Net income increased to $559 000, up 6.8% from $525 000 in the prior year, and earnings per share rose to $0.08 from $0.07. The improvement was driven by disciplined cost management, including a $79 000 benefit reduction as employees transitioned from a company health plan to Medicare and a $35 000 cut in marketing fund expenses.

Operating income climbed to $722 000 from $665 000, reflecting the benefit and marketing fund reductions. Operating margin expanded as the company leveraged its franchise and licensing model to offset the revenue decline, demonstrating effective operational leverage.
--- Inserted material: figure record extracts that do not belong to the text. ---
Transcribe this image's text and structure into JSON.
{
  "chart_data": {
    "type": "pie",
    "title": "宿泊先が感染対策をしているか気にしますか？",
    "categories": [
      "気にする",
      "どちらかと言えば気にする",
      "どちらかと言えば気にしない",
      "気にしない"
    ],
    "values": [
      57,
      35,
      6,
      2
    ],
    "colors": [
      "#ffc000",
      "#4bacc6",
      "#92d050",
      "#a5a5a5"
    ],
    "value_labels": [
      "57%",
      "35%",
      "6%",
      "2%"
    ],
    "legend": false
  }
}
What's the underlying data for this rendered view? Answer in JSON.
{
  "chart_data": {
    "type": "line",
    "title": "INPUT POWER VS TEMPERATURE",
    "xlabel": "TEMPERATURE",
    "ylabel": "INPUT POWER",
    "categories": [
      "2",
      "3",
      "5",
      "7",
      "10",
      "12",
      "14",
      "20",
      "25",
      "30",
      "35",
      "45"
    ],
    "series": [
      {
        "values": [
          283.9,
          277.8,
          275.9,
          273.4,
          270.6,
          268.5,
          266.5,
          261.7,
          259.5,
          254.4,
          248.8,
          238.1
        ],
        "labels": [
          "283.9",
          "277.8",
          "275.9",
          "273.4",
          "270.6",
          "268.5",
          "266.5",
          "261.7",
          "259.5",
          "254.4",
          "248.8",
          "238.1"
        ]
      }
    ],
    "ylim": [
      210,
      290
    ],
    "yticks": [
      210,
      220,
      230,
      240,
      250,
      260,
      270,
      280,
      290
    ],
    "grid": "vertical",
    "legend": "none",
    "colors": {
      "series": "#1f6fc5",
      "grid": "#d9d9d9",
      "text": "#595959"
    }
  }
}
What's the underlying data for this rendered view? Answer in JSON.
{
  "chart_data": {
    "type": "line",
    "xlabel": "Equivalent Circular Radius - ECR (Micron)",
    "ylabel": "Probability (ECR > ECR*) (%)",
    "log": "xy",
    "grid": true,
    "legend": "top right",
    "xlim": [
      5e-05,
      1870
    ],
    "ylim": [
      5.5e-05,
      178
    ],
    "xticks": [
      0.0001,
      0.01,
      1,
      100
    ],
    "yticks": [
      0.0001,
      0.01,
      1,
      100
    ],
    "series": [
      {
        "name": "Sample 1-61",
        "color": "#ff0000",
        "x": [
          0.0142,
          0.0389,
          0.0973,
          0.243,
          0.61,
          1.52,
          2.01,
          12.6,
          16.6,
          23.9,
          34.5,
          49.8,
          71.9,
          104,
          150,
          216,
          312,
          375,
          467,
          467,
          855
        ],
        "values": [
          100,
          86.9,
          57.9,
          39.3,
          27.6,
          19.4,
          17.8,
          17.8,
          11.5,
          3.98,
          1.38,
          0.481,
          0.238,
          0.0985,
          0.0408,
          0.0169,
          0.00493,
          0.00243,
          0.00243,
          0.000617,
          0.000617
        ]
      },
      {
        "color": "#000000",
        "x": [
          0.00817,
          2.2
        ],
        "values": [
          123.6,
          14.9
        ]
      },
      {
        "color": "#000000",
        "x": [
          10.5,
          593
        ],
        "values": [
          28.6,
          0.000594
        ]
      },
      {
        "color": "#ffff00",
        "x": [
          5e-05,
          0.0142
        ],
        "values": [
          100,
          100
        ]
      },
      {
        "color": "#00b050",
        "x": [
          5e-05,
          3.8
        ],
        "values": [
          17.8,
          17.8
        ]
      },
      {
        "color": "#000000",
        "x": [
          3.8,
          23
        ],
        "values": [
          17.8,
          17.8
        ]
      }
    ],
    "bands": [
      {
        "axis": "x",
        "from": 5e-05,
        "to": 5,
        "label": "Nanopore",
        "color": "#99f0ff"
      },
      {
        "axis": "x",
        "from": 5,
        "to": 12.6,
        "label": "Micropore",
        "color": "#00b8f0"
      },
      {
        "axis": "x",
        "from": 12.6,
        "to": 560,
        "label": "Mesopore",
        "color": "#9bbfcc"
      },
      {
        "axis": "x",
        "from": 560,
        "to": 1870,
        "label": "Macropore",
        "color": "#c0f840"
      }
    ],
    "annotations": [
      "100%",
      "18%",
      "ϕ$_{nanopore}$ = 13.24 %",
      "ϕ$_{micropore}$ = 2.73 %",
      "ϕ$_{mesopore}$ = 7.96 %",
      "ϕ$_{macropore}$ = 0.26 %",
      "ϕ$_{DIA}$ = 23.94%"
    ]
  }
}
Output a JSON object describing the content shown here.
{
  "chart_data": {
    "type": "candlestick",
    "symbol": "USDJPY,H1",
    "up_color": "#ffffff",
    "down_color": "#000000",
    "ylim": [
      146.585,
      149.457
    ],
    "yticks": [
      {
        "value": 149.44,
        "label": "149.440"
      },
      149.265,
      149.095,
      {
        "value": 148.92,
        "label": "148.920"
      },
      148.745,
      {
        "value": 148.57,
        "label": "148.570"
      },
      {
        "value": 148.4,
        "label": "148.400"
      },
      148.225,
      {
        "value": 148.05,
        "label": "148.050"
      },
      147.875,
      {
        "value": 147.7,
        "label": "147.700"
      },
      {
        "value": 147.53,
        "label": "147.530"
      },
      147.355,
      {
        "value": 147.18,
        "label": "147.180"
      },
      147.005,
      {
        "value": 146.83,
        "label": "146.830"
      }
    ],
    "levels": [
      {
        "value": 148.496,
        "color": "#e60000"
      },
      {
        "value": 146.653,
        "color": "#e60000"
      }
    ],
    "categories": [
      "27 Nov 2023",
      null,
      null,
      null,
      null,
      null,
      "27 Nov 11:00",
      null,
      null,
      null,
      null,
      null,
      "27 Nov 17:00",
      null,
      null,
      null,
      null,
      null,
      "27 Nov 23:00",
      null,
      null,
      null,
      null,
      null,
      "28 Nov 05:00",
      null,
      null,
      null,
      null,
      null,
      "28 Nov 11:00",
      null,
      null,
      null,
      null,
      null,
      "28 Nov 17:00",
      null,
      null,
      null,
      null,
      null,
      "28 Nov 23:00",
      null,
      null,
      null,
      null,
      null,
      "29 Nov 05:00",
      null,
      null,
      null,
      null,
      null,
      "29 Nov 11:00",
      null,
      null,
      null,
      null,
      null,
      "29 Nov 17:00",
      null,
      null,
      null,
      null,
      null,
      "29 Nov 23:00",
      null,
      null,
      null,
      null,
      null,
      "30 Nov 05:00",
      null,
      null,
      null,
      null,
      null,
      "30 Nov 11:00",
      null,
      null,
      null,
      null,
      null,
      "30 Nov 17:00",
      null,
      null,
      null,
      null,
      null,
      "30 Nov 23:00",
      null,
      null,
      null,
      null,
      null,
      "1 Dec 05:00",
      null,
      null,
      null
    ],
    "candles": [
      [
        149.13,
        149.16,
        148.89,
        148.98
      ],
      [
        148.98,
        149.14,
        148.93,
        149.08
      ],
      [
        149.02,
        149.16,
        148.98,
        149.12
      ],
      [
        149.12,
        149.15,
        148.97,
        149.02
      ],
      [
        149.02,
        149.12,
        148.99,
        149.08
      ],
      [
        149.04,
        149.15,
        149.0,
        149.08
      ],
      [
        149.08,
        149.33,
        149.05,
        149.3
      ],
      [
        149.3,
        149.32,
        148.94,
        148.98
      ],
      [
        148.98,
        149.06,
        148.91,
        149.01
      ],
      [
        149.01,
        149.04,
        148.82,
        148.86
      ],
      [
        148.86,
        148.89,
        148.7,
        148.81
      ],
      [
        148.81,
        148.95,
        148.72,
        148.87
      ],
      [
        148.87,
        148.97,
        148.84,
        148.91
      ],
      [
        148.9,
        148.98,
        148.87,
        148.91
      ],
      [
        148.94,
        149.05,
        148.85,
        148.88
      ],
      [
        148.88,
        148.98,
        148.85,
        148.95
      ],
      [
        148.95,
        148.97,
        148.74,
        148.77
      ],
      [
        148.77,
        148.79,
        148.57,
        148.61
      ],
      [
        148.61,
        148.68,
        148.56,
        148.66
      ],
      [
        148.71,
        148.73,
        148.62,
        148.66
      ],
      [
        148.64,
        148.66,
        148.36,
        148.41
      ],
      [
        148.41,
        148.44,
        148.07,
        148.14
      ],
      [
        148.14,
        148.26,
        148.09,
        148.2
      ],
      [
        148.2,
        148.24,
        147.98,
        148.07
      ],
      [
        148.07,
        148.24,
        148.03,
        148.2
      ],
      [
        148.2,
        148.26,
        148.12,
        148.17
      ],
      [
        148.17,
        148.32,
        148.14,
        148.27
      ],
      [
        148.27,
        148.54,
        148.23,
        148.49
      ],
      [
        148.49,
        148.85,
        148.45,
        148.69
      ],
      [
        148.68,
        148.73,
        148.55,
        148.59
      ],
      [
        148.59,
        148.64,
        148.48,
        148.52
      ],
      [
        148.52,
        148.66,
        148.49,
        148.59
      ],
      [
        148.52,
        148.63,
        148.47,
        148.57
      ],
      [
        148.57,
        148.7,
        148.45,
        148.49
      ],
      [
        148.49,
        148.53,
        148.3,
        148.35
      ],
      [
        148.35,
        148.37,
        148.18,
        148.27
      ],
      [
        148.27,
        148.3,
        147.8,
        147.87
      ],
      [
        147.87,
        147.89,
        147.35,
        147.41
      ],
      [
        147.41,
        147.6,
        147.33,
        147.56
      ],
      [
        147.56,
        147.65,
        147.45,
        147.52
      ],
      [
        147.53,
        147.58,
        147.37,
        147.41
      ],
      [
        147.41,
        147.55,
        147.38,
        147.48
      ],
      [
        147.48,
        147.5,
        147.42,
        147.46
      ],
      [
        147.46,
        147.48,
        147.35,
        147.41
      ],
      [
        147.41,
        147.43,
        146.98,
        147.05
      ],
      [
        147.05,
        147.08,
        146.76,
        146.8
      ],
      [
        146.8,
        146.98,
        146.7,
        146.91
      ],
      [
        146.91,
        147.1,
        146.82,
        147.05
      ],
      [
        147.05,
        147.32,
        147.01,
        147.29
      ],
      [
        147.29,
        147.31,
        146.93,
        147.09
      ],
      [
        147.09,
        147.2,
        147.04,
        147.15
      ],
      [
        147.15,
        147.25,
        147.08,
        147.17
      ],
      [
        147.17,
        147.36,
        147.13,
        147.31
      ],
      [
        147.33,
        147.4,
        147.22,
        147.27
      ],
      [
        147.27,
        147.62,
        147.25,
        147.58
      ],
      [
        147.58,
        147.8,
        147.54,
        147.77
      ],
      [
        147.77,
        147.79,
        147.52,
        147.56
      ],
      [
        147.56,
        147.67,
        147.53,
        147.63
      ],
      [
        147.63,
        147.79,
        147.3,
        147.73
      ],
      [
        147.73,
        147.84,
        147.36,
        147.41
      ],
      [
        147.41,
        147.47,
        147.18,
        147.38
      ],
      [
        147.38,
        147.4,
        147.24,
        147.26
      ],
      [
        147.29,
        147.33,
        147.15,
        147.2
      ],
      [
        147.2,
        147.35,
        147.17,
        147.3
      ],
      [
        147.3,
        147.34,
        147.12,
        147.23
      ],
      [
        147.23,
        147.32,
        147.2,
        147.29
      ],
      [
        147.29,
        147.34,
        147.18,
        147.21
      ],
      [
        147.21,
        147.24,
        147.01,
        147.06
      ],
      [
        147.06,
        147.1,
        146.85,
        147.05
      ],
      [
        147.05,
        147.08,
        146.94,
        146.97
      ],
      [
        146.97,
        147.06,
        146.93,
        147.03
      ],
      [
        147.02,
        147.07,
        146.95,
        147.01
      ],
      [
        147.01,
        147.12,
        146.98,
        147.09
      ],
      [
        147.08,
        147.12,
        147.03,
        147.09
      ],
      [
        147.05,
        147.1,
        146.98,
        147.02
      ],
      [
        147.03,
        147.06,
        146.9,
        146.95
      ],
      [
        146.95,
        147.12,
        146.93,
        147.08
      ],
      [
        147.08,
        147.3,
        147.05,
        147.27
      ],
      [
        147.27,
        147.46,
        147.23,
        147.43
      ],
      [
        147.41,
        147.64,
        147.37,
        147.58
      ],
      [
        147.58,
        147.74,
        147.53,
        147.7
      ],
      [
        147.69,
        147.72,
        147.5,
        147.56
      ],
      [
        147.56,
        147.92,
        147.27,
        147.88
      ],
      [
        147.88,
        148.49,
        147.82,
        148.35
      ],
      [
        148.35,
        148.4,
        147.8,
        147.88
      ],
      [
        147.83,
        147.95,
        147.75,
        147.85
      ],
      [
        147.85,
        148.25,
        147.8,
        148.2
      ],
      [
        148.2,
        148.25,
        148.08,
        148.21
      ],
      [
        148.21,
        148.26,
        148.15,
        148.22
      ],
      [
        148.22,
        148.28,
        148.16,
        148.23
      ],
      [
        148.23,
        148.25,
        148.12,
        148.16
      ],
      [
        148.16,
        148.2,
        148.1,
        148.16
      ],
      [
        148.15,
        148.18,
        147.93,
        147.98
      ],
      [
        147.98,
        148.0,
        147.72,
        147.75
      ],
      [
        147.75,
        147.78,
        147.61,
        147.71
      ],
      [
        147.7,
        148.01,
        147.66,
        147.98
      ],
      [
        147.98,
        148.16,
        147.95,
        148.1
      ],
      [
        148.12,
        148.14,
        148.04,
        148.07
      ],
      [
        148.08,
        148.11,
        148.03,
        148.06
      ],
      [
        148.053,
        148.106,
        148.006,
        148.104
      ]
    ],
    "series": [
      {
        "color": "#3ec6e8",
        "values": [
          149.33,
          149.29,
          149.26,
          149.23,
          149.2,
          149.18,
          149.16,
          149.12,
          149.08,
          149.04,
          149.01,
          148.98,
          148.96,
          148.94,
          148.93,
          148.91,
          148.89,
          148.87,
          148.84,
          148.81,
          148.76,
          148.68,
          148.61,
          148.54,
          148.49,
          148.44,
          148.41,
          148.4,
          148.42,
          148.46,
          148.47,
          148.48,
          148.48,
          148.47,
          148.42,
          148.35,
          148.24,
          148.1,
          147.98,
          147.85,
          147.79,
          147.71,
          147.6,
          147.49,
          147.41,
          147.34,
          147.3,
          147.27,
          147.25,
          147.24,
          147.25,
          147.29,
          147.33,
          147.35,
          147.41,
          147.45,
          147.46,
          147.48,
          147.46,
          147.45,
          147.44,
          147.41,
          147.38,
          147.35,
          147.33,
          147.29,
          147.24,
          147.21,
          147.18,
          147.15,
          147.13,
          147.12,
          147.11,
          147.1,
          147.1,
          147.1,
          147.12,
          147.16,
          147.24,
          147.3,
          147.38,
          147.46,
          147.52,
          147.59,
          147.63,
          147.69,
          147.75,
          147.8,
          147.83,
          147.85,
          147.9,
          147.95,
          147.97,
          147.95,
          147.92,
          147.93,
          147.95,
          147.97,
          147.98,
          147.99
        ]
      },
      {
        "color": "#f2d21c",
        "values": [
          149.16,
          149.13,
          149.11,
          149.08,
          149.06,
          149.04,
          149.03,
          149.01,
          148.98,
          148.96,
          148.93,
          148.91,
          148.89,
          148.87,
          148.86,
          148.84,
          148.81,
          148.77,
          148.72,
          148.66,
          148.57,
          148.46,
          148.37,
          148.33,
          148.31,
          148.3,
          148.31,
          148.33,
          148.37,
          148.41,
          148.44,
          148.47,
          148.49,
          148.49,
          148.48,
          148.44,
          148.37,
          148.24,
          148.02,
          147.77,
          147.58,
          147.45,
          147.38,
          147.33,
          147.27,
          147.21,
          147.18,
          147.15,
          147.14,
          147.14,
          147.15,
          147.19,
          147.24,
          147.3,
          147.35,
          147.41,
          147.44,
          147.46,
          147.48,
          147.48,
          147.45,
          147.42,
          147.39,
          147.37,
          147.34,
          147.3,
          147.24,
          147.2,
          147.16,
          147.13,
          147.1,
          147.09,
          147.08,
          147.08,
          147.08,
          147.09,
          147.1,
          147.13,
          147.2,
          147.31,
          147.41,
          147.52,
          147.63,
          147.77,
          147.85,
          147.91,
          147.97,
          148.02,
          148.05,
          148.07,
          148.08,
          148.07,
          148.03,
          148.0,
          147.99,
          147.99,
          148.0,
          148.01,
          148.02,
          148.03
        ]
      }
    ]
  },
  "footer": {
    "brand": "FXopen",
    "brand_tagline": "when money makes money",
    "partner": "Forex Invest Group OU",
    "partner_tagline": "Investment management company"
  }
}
Payroll costs rose modestly by $7 000 and advertising expenses increased by $2 000, but these increases were outweighed by the larger savings from benefit and marketing fund cuts. The company’s franchise and licensing model continued to generate stable royalty and fee income, underscoring the resilience of its core business.

Management highlighted the importance of cost discipline and strategic investments in high‑return verticals, signaling confidence in maintaining profitability amid a slightly weaker revenue environment. The company’s net cash position of $1.68 million provides a solid balance‑sheet foundation for future growth initiatives.